Pemkot Gorontalo Pertahankan Lahan Berkelanjutan

Kepala Bidang Pertanian Dinas Dinas Kelautan Perikanan dan Pertanian (DKPP) Kota Gorontalo, Yurita T. Walangadi, Saat Diwawancara Usai Mengikuti Kegiatan Ekspose Hasil Integrasi Data LP2B Dalam Rangka Penyiapan Data Lahan Pertanian Provinsi Gorontalo, di Ball Room Hotel Grand Q, Senin (26/10/2020). Foto: Hendra 60DTK

60DTK, Kota Gorontalo – Kota Gorontalo dikenal dengan ‘Kota Jasa’. Tak heran banyak orang di luar daerah datang beraktivitas jual beli di daerah ini. Tak sedikit juga lahan pertanian dialih fungsikan guna mendukung infrastruktur yang ada.

Kepala Bidang Pertanian, Dinas Kelautan Perikanan dan Pertanian (DKPP) Kota Gorontalo, Yurita T. Walangadi, mengungkapkan, setiap tahun ada 3 persen lahan dialih fungsikan guna mendukung pembangunan Kota Gorontalo.

“Setiap Tahun itu kita hitung ada 3 persen sawah yang dialih fungsi, digunakan untuk pembangunan. Karena kota ini kan ‘Kota Jasa’ kita butuh bangunan yang mendukung. Seperti sekolah,” jelas Yurita kepada awak media, Senin (26/10/2020).

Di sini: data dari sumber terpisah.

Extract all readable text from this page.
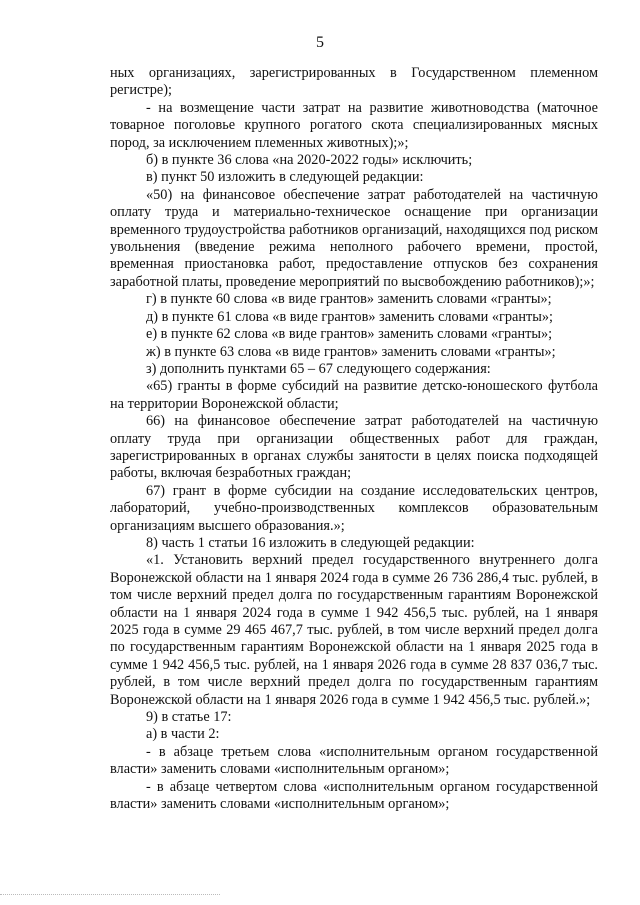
5

ных организациях, зарегистрированных в Государственном племенном регистре);

- на возмещение части затрат на развитие животноводства (маточное товарное поголовье крупного рогатого скота специализированных мясных пород, за исключением племенных животных);»;

б) в пункте 36 слова «на 2020-2022 годы» исключить;

в) пункт 50 изложить в следующей редакции:

«50) на финансовое обеспечение затрат работодателей на частичную оплату труда и материально-техническое оснащение при организации временного трудоустройства работников организаций, находящихся под риском увольнения (введение режима неполного рабочего времени, простой, временная приостановка работ, предоставление отпусков без сохранения заработной платы, проведение мероприятий по высвобождению работников);»;

г) в пункте 60 слова «в виде грантов» заменить словами «гранты»;

д) в пункте 61 слова «в виде грантов» заменить словами «гранты»;

е) в пункте 62 слова «в виде грантов» заменить словами «гранты»;

ж) в пункте 63 слова «в виде грантов» заменить словами «гранты»;

з) дополнить пунктами 65 – 67 следующего содержания:

«65) гранты в форме субсидий на развитие детско-юношеского футбола на территории Воронежской области;

66) на финансовое обеспечение затрат работодателей на частичную оплату труда при организации общественных работ для граждан, зарегистрированных в органах службы занятости в целях поиска подходящей работы, включая безработных граждан;

67) грант в форме субсидии на создание исследовательских центров, лабораторий, учебно-производственных комплексов образовательным организациям высшего образования.»;

8) часть 1 статьи 16 изложить в следующей редакции:

«1. Установить верхний предел государственного внутреннего долга Воронежской области на 1 января 2024 года в сумме 26 736 286,4 тыс. рублей, в том числе верхний предел долга по государственным гарантиям Воронежской области на 1 января 2024 года в сумме 1 942 456,5 тыс. рублей, на 1 января 2025 года в сумме 29 465 467,7 тыс. рублей, в том числе верхний предел долга по государственным гарантиям Воронежской области на 1 января 2025 года в сумме 1 942 456,5 тыс. рублей, на 1 января 2026 года в сумме 28 837 036,7 тыс. рублей, в том числе верхний предел долга по государственным гарантиям Воронежской области на 1 января 2026 года в сумме 1 942 456,5 тыс. рублей.»;

9) в статье 17:

а) в части 2:

- в абзаце третьем слова «исполнительным органом государственной власти» заменить словами «исполнительным органом»;

- в абзаце четвертом слова «исполнительным органом государственной власти» заменить словами «исполнительным органом»;
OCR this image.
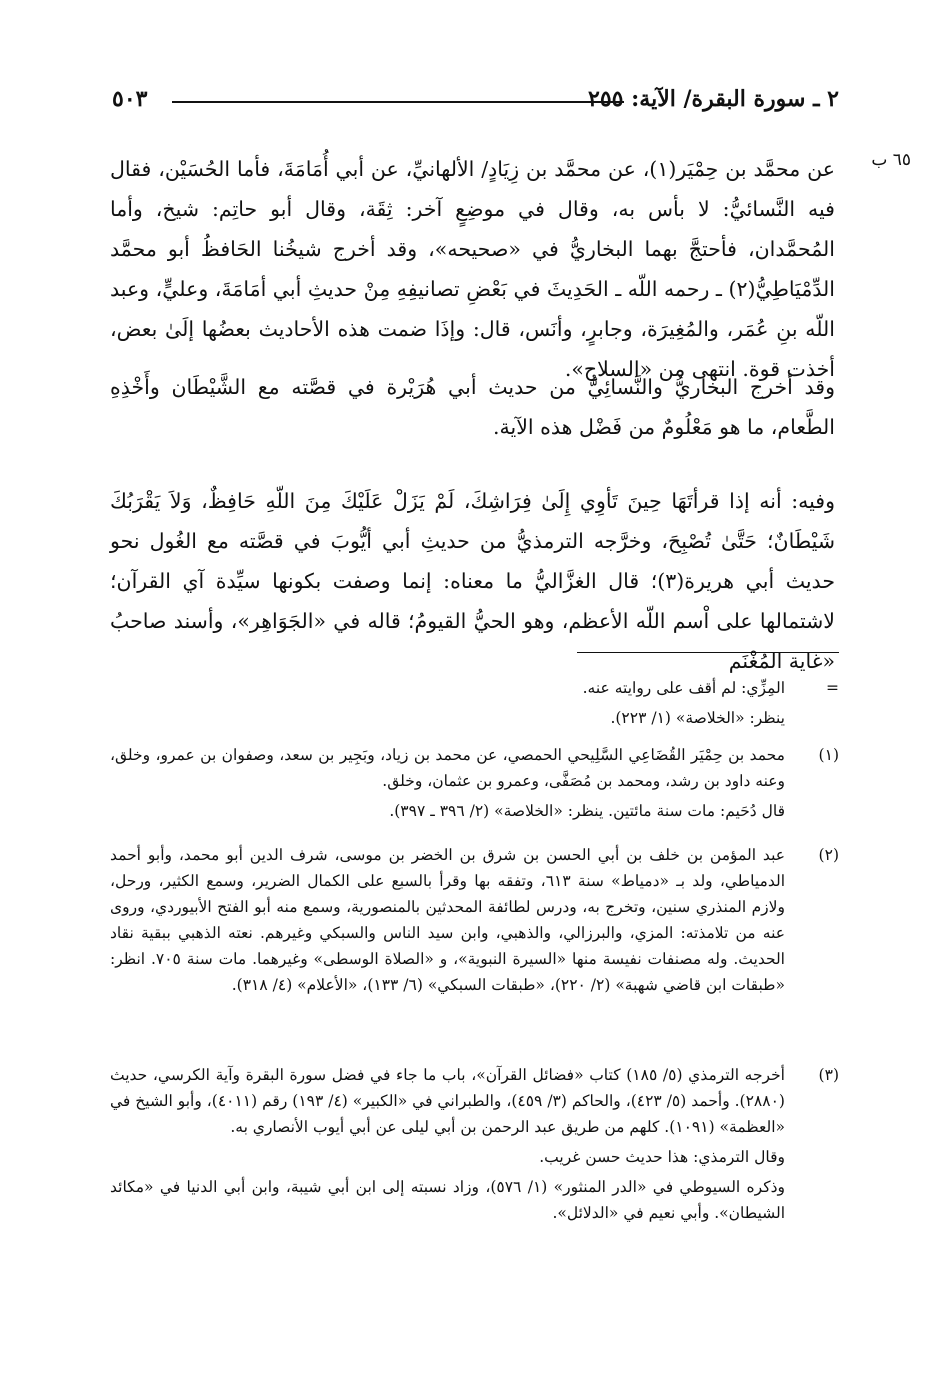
٢ ـ سورة البقرة/ الآية: ٢٥٥
٥٠٣
٦٥ ب
عن محمَّد بن حِمْيَر(١)، عن محمَّد بن زِيَادٍ/ الألهانيِّ، عن أبي أُمَامَةَ، فأما الحُسَيْن، فقال فيه النَّسائيُّ: لا بأس به، وقال في موضِعٍ آخر: ثِقَة، وقال أبو حاتِم: شيخ، وأما المُحمَّدان، فأحتجَّ بهما البخاريُّ في «صحيحه»، وقد أخرج شيخُنا الحَافظُ أبو محمَّد الدِّمْيَاطِيُّ(٢) ـ رحمه اللّه ـ الحَدِيثَ في بَعْضِ تصانيفِهِ مِنْ حديثِ أبي أمَامَةَ، وعليٍّ، وعبد اللّه بنِ عُمَر، والمُغِيرَة، وجابرٍ، وأنَس، قال: وإذَا ضمت هذه الأحاديث بعضُها إلَىٰ بعض، أخذت قوة. انتهى من «السلاح».
وقد أخرج البخاريُّ والنَّسائِيُّ من حديث أبي هُرَيْرة في قصَّته مع الشَّيْطَان وأَخْذِهِ الطَّعام، ما هو مَعْلُومٌ من فَضْل هذه الآية.
وفيه: أنه إذا قرأتَهَا حِينَ تَأوِي إِلَىٰ فِرَاشِكَ، لَمْ يَزَلْ عَلَيْكَ مِنَ اللّهِ حَافِظٌ، وَلاَ يَقْرَبُكَ شَيْطَانٌ؛ حَتَّىٰ تُصْبِحَ، وخرَّجه الترمذيُّ من حديثِ أبي أيُّوبَ في قصَّته مع الغُول نحو حديث أبي هريرة(٣)؛ قال الغزَّاليُّ ما معناه: إنما وصفت بكونها سيِّدة آي القرآن؛ لاشتمالها على اْسم اللّه الأعظم، وهو الحيُّ القيومُ؛ قاله في «الجَوَاهِر»، وأسند صاحبُ «غاية المُغْنَم
=

المِزِّي: لم أقف على روايته عنه.

ينظر: «الخلاصة» (١/ ٢٢٣).

(١)

محمد بن حِمْيَر القُضَاعِي السَّلِيحي الحمصي، عن محمد بن زياد، وبَجِير بن سعد، وصفوان بن عمرو، وخلق، وعنه داود بن رشد، ومحمد بن مُصَفَّى، وعمرو بن عثمان، وخلق.

قال دُحَيم: مات سنة مائتين. ينظر: «الخلاصة» (٢/ ٣٩٦ ـ ٣٩٧).

(٢)

عبد المؤمن بن خلف بن أبي الحسن بن شرق بن الخضر بن موسى، شرف الدين أبو محمد، وأبو أحمد الدمياطي، ولد بـ «دمياط» سنة ٦١٣، وتفقه بها وقرأ بالسبع على الكمال الضرير، وسمع الكثير، ورحل، ولازم المنذري سنين، وتخرج به، ودرس لطائفة المحدثين بالمنصورية، وسمع منه أبو الفتح الأبيوردي، وروى عنه من تلامذته: المزي، والبرزالي، والذهبي، وابن سيد الناس والسبكي وغيرهم. نعته الذهبي ببقية نقاد الحديث. وله مصنفات نفيسة منها «السيرة النبوية»، و «الصلاة الوسطى» وغيرهما. مات سنة ٧٠٥. انظر: «طبقات ابن قاضي شهبة» (٢/ ٢٢٠)، «طبقات السبكي» (٦/ ١٣٣)، «الأعلام» (٤/ ٣١٨).

(٣)

أخرجه الترمذي (٥/ ١٨٥) كتاب «فضائل القرآن»، باب ما جاء في فضل سورة البقرة وآية الكرسي، حديث (٢٨٨٠). وأحمد (٥/ ٤٢٣)، والحاكم (٣/ ٤٥٩)، والطبراني في «الكبير» (٤/ ١٩٣) رقم (٤٠١١)، وأبو الشيخ في «العظمة» (١٠٩١). كلهم من طريق عبد الرحمن بن أبي ليلى عن أبي أيوب الأنصاري به.

وقال الترمذي: هذا حديث حسن غريب.

وذكره السيوطي في «الدر المنثور» (١/ ٥٧٦)، وزاد نسبته إلى ابن أبي شيبة، وابن أبي الدنيا في «مكائد الشيطان». وأبي نعيم في «الدلائل».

Baca Juga: Ryan Kono Berpesan Agar IPHI Kota Gorontalo Berkontribusi Pada Pembangunan Daerah

“Karena kita bukan Kota Pertanian, kita itu ‘Kota Jasa’ Sehingga untuk mendukung itu kita butuh infrastruktur. Karena tinggal itu lahan yang ada,” lanjutnya.

Yurita menegaskan, meski itu terjadi, hal ini tidak mempengaruhi Pemerintah Kota Gorontalo, dalam mempertahankan lahan berkelanjutan. Pasalnya sesuai dengan Perda RT/RW yang terbaru nomor 9 tahun 2019 dimana ada Kawasan Pertanian Pangan yang Berkelanjutan (KP2B) kurang lebih 459 Hektar yang tidak bisa dialihfungsikan.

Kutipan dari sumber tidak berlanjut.